The words blew the room open. Guests scrambled to check their bowls; Desty did too. No one found a single worm.
"Nothing here. Where?" Desty frowned. "Did you not sleep and start seeing things? Or are you getting sick?"
Me? Hallucinating?
The thought snagged her for a beat. She swallowed, eyes sliding to Desty's bowl.
In that blink, the soup looked normal again—no blood glaze, no worms, just tomato and beef.
Did I mis-see?
She checked other bowls. Nothing odd.
She looked down at her own—only a slick of spilled soup and smashed tomato and beef littering the floor.
Everything on the floor spelled one word: hallucination.
But.
"No. I don’t buy it." Lucimia frowned, a storm knotting in her brow.
She had seen those scarlet worms, and it wasn't a fever dream. Her Devouring Authority let her shrug off tricks for a moment—someone had smothered the room’s sight.
Blood-red worms—just like in her last Reversion. That was an Evil Entity of the Plague God. Was the Plague God meddling again?
Right, they’d guessed what he'd do after the monster plan failed. So the Plague Knight laced the food with those worms?
But plague Authority Power shouldn't veil a room’s eyes.
Maybe not that at all… maybe Elyssus used Deception Power to twist what she saw.
She flicked the thought inward. "Your doing, Elyssus?"
She expected silence. Instead, Elyssus slid back online with that sly laugh.
The voice smirked. "Heh-heh-heh, Lucimia, why would I waste Authority Power to trick you here? I barely have energy to spare. I’m using it all resisting your Devouring. Why would I do something so pointless?"
That… sounded about right.
"Hmph." She cut him off and set her eyes on Desty.
"Don’t drink it." Her tone left no room for argument, cold as steel.
"Why? It’s so good. Not finishing feels like a waste," Desty murmured, soft as cotton.
"I said don’t. Understood?!"
Desty flinched, set the bowl on the floor, and whispered, "Okay. You paid, so if you say no, I won’t."

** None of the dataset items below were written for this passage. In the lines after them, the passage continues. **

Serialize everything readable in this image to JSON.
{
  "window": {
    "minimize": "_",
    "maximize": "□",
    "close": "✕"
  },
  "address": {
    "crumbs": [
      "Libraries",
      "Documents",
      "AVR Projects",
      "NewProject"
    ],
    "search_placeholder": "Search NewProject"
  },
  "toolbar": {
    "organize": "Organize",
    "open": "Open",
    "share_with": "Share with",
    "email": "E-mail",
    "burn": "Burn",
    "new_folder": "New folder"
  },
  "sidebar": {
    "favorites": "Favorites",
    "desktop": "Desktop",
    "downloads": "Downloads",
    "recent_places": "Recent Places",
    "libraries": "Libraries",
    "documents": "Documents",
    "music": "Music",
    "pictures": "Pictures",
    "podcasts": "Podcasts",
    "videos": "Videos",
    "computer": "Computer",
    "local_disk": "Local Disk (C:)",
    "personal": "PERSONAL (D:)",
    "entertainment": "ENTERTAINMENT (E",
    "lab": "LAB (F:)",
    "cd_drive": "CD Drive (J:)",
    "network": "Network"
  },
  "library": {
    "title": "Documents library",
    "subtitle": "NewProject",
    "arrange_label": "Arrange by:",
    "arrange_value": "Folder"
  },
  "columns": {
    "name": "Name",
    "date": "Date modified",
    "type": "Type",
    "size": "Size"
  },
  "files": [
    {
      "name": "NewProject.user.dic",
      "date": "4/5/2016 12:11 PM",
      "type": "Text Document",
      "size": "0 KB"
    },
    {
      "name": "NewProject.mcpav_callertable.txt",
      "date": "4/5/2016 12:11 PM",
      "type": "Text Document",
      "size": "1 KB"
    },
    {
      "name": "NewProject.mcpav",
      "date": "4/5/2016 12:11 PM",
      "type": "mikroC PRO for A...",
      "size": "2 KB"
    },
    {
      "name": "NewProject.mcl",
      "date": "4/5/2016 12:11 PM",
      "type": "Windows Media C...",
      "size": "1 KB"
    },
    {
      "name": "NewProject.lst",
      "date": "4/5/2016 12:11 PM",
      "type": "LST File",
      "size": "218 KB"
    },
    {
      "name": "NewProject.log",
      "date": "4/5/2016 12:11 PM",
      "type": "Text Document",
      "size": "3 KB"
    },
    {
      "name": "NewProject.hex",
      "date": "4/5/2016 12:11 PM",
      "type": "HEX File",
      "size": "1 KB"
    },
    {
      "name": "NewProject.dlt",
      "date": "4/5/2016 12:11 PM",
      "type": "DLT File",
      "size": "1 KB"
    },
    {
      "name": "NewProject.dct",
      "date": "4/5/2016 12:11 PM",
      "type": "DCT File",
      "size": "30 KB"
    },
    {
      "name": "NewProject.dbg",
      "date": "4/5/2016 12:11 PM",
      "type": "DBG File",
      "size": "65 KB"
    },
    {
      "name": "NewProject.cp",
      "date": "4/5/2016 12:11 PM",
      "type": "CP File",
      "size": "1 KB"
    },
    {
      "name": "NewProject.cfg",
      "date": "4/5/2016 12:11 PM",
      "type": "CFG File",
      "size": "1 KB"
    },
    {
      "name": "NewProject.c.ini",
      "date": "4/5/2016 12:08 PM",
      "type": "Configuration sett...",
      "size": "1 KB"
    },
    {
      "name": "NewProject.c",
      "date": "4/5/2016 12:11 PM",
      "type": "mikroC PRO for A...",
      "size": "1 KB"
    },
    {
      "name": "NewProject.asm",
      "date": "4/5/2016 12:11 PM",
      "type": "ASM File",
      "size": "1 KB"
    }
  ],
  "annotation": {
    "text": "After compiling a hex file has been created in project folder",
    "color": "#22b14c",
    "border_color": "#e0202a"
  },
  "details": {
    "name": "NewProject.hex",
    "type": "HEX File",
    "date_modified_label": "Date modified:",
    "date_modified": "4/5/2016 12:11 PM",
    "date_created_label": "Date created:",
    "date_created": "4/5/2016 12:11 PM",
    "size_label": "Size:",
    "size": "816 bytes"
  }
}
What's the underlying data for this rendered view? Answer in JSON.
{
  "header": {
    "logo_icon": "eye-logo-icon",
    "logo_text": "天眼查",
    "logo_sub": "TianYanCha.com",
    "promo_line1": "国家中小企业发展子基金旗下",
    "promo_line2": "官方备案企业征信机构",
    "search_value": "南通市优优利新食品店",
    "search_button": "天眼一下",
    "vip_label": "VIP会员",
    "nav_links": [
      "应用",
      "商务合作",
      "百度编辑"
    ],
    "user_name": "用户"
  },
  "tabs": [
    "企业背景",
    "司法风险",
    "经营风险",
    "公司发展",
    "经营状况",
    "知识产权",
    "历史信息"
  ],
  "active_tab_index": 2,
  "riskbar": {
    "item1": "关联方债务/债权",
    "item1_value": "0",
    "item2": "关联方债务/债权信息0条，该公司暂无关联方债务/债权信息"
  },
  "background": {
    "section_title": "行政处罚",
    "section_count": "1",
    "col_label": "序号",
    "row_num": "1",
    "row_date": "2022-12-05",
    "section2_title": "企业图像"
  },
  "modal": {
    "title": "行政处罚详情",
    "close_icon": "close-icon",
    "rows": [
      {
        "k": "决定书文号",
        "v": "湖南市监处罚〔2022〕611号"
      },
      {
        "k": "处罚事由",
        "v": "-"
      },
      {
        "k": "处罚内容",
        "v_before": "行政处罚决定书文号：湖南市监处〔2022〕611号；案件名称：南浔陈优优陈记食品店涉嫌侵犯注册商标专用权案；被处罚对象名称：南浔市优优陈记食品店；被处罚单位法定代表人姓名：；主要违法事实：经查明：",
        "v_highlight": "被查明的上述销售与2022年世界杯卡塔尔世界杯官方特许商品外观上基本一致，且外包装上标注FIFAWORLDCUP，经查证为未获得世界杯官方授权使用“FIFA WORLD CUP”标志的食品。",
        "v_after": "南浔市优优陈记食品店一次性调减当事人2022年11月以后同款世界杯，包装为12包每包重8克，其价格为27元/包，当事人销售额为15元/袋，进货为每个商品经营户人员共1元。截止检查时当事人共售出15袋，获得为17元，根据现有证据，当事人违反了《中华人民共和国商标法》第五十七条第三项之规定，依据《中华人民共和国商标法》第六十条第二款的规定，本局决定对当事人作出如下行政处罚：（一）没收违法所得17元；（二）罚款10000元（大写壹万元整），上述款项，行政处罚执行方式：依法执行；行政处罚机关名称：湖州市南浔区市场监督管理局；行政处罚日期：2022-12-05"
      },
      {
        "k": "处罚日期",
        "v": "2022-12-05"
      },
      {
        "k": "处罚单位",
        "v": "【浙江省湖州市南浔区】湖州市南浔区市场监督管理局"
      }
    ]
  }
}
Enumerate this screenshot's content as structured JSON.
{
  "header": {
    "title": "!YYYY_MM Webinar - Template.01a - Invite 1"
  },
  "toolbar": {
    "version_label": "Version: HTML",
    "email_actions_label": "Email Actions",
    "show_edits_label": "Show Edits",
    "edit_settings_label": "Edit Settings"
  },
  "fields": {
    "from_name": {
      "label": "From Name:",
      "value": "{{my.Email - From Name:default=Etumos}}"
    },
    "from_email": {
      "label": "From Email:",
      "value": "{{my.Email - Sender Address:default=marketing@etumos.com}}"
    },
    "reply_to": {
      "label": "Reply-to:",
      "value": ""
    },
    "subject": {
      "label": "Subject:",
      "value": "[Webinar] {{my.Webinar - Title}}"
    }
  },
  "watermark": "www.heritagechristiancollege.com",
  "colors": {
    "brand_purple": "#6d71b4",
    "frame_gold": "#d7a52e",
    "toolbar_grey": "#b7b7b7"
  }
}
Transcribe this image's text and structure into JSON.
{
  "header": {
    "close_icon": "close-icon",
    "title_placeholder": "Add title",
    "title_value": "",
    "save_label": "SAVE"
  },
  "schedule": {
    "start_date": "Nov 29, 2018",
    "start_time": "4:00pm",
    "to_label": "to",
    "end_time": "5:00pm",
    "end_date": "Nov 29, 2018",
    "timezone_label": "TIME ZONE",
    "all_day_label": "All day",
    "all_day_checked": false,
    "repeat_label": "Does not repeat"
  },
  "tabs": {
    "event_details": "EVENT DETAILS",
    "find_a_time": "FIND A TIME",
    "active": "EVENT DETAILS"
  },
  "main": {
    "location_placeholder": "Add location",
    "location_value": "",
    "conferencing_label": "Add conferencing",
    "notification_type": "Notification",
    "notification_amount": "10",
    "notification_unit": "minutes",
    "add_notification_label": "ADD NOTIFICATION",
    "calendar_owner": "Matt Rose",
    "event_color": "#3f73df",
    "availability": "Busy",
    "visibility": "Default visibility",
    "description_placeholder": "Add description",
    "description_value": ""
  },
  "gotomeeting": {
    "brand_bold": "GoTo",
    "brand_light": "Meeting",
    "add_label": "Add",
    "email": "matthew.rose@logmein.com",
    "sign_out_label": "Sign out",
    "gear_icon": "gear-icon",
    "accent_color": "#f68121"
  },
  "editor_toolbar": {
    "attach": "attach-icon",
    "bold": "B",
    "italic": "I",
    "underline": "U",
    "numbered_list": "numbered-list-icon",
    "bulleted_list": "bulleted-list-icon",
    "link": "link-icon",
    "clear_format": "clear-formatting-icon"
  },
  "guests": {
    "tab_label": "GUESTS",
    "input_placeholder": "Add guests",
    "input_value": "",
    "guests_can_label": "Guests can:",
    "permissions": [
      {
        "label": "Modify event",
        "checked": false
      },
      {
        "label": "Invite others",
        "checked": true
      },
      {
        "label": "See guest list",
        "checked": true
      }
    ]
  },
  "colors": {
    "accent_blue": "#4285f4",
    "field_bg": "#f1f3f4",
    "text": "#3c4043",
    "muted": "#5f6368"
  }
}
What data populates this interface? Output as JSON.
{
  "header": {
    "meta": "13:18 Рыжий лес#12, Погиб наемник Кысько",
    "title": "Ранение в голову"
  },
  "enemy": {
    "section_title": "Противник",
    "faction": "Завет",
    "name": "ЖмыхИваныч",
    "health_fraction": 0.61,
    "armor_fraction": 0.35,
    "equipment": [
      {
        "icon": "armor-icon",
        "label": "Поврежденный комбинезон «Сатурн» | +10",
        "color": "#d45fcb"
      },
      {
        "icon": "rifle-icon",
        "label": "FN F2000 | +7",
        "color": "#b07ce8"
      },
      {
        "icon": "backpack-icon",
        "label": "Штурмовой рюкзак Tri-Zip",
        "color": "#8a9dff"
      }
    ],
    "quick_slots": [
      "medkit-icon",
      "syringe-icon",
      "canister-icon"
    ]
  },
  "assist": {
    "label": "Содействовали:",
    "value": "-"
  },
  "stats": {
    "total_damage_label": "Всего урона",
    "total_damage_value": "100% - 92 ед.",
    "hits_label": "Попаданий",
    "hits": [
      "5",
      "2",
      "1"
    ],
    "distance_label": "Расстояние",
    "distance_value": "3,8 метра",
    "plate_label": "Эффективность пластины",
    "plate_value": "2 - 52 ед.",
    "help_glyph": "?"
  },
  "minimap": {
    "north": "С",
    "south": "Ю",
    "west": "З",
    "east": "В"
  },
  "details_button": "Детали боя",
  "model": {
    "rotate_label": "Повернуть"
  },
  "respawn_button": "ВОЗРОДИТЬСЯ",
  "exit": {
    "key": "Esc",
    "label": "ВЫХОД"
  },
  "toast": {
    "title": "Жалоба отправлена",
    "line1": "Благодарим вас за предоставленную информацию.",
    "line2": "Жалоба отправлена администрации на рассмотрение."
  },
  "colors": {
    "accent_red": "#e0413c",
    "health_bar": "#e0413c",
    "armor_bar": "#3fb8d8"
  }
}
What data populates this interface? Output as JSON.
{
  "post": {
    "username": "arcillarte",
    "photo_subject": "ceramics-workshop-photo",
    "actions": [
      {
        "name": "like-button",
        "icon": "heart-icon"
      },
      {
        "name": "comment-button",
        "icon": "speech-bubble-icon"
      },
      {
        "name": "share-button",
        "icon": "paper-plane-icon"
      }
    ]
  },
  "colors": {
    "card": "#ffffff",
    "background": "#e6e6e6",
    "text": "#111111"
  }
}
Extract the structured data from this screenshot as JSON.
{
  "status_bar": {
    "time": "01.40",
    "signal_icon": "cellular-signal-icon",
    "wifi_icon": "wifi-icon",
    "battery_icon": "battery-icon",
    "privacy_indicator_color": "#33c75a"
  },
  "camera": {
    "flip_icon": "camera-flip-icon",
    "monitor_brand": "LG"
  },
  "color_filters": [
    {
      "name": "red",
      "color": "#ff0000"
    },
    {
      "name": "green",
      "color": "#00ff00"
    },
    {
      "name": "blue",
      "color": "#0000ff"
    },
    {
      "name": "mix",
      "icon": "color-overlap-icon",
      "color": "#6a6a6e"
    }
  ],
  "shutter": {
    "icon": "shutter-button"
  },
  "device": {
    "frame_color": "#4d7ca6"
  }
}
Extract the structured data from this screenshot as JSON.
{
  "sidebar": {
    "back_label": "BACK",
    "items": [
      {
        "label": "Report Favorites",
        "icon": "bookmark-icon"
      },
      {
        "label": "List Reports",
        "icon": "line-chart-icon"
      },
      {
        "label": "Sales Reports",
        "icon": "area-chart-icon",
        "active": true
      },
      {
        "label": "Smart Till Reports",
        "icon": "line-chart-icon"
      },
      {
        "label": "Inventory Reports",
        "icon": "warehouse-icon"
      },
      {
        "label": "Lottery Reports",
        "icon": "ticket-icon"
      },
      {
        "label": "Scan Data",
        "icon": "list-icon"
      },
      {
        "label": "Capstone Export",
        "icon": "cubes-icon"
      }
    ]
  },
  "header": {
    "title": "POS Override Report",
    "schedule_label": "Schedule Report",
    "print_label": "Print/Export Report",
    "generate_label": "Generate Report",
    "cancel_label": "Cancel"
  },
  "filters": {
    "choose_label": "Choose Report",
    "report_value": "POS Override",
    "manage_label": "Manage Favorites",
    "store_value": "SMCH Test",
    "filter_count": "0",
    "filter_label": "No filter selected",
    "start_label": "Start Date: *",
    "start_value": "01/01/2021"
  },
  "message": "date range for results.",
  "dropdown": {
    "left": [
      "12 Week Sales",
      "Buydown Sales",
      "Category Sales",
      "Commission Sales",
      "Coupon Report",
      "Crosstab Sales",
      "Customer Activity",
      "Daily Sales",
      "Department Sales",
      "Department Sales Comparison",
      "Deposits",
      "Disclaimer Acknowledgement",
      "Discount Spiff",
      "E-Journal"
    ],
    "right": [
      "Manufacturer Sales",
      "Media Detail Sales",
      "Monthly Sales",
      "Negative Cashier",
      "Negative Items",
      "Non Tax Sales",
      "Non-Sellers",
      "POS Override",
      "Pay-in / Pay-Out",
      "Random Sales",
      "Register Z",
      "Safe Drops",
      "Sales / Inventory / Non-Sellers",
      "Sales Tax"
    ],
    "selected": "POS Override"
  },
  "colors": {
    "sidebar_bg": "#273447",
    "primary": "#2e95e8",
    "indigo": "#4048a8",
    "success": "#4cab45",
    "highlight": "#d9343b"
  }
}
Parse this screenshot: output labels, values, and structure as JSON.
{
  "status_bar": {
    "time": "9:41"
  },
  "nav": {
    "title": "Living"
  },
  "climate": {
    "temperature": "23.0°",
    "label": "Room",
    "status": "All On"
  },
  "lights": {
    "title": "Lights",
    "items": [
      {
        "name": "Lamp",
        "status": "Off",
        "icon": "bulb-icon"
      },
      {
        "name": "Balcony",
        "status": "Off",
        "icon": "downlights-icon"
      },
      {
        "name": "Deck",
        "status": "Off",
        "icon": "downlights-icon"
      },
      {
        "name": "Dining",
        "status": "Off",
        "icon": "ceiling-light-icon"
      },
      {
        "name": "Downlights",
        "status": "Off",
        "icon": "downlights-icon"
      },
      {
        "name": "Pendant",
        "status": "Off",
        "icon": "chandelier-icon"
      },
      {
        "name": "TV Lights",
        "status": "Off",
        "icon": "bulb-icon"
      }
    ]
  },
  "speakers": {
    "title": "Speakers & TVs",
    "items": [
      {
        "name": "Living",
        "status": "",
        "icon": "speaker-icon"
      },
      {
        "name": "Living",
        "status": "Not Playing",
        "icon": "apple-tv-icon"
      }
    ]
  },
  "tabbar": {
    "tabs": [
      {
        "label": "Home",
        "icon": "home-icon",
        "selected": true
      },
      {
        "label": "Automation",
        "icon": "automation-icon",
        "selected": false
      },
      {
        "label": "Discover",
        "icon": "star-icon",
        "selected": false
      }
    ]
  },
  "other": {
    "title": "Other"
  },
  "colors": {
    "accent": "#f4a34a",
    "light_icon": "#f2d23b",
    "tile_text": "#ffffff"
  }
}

Lucimia shot the bowl a hard glance, then seized Desty’s wrist. "With me. Now."
"Hold it!"
As they turned, a shout hooked them back.
"You two haven’t paid. You smashed my table." "And you smeared our food with talk of worms. You’d better explain."
The first line came from the male server. The second from the owner—average height, a bit stout, a longsword at his waist, face sour as old vinegar—walking toward them.
Lucimia looked back, cold as frost. "Your name?"
"What?" The owner blinked, not catching her meaning.
"Who’s your chef? Where do your ingredients come from?"
His face sank even darker. "Still trying to slander me? Let the guests see—do any of these soups have worms?"
He yanked the sword from his belt, swagger rising. "Little girl, don’t get cocky! You slander me and act righteous? Don’t think a bit of magic scares me. In my youth I was a Tier Five Swordmaster!"
"Tier Five?" Lucimia’s scorn flashed.
He came at her with the blade, and her eyes bled cold intent. Ice-element magic rippled out. A killing chill knifed through cloth, making the warm room shiver like a winter river.
At the center, the owner took it full into his bones. His steps stuttered, joints aching with frost.
"You! You!" He pointed, rage stuck under a layer of fear.
Seeing his venom drain, Lucimia flicked a gold coin from her ring. It spun and landed at his feet like a fallen sun.
She grabbed Desty and hurried out of the restaurant.